LAFC weather first-half setback as price to pay for playing daring style

LOS ANGELES -- Fresh off a new contract signed last week, LAFC midfielder Latif Blessing scored to make it 2-0 in Sunday's clash against the New York Red Bulls, his second goal in as many games.


But he also coughed up the ball in a bad spot a in the 42nd minute, leading to the first of two Red Bulls goals that saw them draw level 2-2 at the break.


Reason for Bob Bradley to give the Ghanaian a talking-to at halftime? On the contrary, according to LAFC's head coach.


“At halftime, he’s disappointed with himself but that happens in football,” said Bradley of Blessing’s mood in the dressing room during the intermission, explaining that the manner in which his midfielder lost the ball and what happened afterward are risks inherent in LAFC’s style.


“You’ll never lose those balls in there if you just kick the ball up the field the whole time but, no, that’s not how we want to play.”

Despite blowing that 2-0 lead and having a larger number of giveaways than usual, in the end the Black & Gold came away deserved 4-2 winners and, for the duration of the game, despite Red Bulls’ late first-half rally, it never felt that LAFC were going to give up points.


That said, the Red Bulls certainly made LAFC work for it.


“I kind of felt like it was a sloppy game,” admitted Jordan Harvey afterward.


It was the MLS veteran’s header — celebrated with an homage to his wife, who’s expecting the couple’s second child — that opened the scoring in the first half with Harvey’s defensive partner Eddie Segura, who contributed an almost identical Carlos Vela-assisted set piece strike to put the game out of reach with the home side's fourth goal.


“I felt like at moments we couldn’t connect passes, but then we had some really bright moments,” Harvey added.


In the end, LAFC were not at their best, they gave up the lead, and still got the job done. While the team this year is not so different in style of play or personnel than the team that made its debut in MLS last season, their ability to respond to adversity has perhaps been the most marked improvement from an inaugural campaign that saw them drop key points at times when the going got tough.


“It’s a learning curve from last year to this year,” defender Steven Beitashour told reporters after Sunday’s victory. “I think we’ve improved tremendously. I think last year, this game would [end with us] either drawing or possibly losing. We don’t like to give up leads at the end of the half like that, [against] Atlanta the same thing happened, but it was a good response in the second half and it was similar this week.”

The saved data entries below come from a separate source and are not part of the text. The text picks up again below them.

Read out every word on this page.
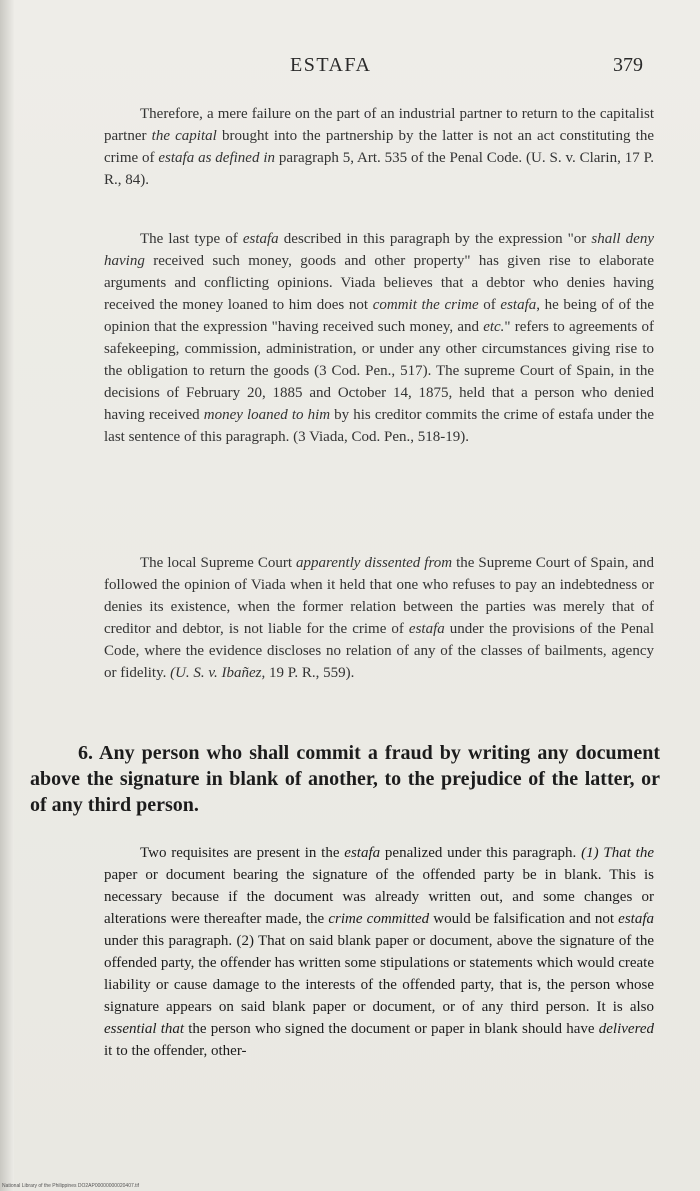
ESTAFA	379

Therefore, a mere failure on the part of an industrial partner to return to the capitalist partner the capital brought into the partnership by the latter is not an act constituting the crime of estafa as defined in paragraph 5, Art. 535 of the Penal Code. (U. S. v. Clarin, 17 P. R., 84).

The last type of estafa described in this paragraph by the expression "or shall deny having received such money, goods and other property" has given rise to elaborate arguments and conflicting opinions. Viada believes that a debtor who denies having received the money loaned to him does not commit the crime of estafa, he being of of the opinion that the expression "having received such money, and etc." refers to agreements of safekeeping, commission, administration, or under any other circumstances giving rise to the obligation to return the goods (3 Cod. Pen., 517). The supreme Court of Spain, in the decisions of February 20, 1885 and October 14, 1875, held that a person who denied having received money loaned to him by his creditor commits the crime of estafa under the last sentence of this paragraph. (3 Viada, Cod. Pen., 518-19).

The local Supreme Court apparently dissented from the Supreme Court of Spain, and followed the opinion of Viada when it held that one who refuses to pay an indebtedness or denies its existence, when the former relation between the parties was merely that of creditor and debtor, is not liable for the crime of estafa under the provisions of the Penal Code, where the evidence discloses no relation of any of the classes of bailments, agency or fidelity. (U. S. v. Ibañez, 19 P. R., 559).

6. Any person who shall commit a fraud by writing any document above the signature in blank of another, to the prejudice of the latter, or of any third person.

Two requisites are present in the estafa penalized under this paragraph. (1) That the paper or document bearing the signature of the offended party be in blank. This is necessary because if the document was already written out, and some changes or alterations were thereafter made, the crime committed would be falsification and not estafa under this paragraph. (2) That on said blank paper or document, above the signature of the offended party, the offender has written some stipulations or statements which would create liability or cause damage to the interests of the offended party, that is, the person whose signature appears on said blank paper or document, or of any third person. It is also essential that the person who signed the document or paper in blank should have delivered it to the offender, other-

National Library of the Philippines DO2AP00000000020407.tif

Only two weeks ago, LAFC gave up two other first-half goals at home to the defending 2018 MLS Cup Champs, in similar fashion to the way they did to the 2018 MLS Supporters' Shield winning side Sunday — two pieces of silverware the Black & Gold are dead-set on lifting for their own this year — but in both cases, the home side was able to come away with the goals necessary for three points.


Bradley admitted that in his discussion with his players at halftime of the Atlanta game he “gave it to them good” because of the way they started and ended the half, but the match against the Red Bulls was more about patience.

“I thought that [the Red Bulls’] intensity tonight, their pressing tonight, maybe Chris [Armas, New York's head coach] would disagree but I thought it was the best I’ve seen all year,” the LAFC boss said of the challenge his opponents posed his side. “It’s not like you’re going to start screaming at halftime, ‘What are you doing?’ We’re trying to play football, we’re trying to find the right plays, we're trying to see things faster so there's no part of tonight where there’s screaming or yelling about anything.”


The biggest part for LAFC is an increasing acceptance that by being determined to play their own brand of attacking, daring – even sometimes risky — football, the league leaders are all but guaranteeing that some amount of adversity will come their way.


But the more players young players like Blessing and his teammates go through nights like Sunday, the more Bradley feels veteran players will be able to guide the team as a whole forward to face whatever challenges opponents pose with much more confidence.


“We understand that teams are going to try in certain moments to press us hard and we still say, come on, we can pass it in there, there’s enough room, you can receive it in the right way, so that now it sets up the next pass,” said Bradley. “I think we get more and more confident at that but look, there’s all these different levels to keep going that’s still what separates good from great from the best.”